22.06.2011 | Recht & Personal

IZA schlägt Punktesystem für Spezialisten-Zuwanderung vor

Zur Deckung des Fachkräftemangels hat das Bonner Institut zur Zukunft der Arbeit (IZA) ein Punktesystem vorgeschlagen, mit dem der Zuzug ausländischer Spezialisten bedarfsorientiert gesteuert werden soll. Die deutsche Wirtschaft fordert seit langem eine gesetzliche Zuwanderungsregelung.

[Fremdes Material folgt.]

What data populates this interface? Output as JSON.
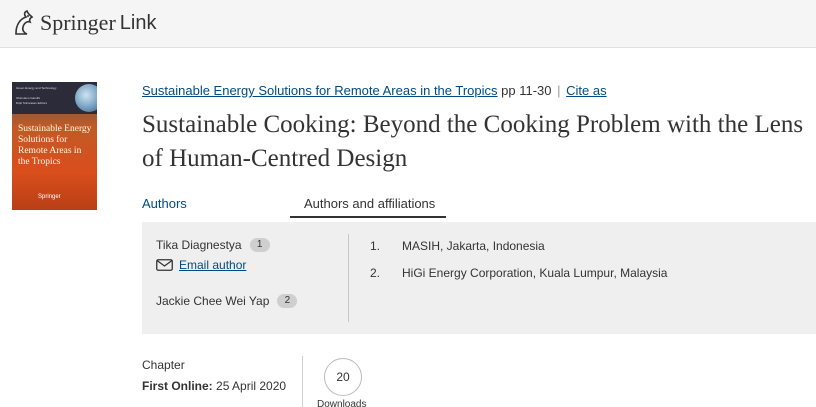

Das IZA-Punktemodell sieht für die Ausländer-Anwerbung zwei Kriterien-Kataloge (Säulen) vor: für qualifizierte Fachkräfte (Säule 1) und für Hochqualifizierte (Säule 2).

Bis zu jeweils 30 Punkte werden vergeben unter anderem für persönliche Qualifikation, Sprachkenntnisse, Berufserfahrung, Lebensalter und den Nachweis eines Arbeitsplatzangebots. Maximal 100 Punkte sind jeweils erreichbar.

Sofortiges Aufenthaltsrecht

Wer mindestens 60 Punkte erreicht, wird für die Einreise zum Auswahlverfahren zugelassen, bei 80 Punkten gibt es ein sofortiges Daueraufenthaltsrecht. Für eine zweijährige Anlaufphase ist für beide Gruppen eine Obergrenze von jeweils 50 000 Zuwanderern vorgesehen.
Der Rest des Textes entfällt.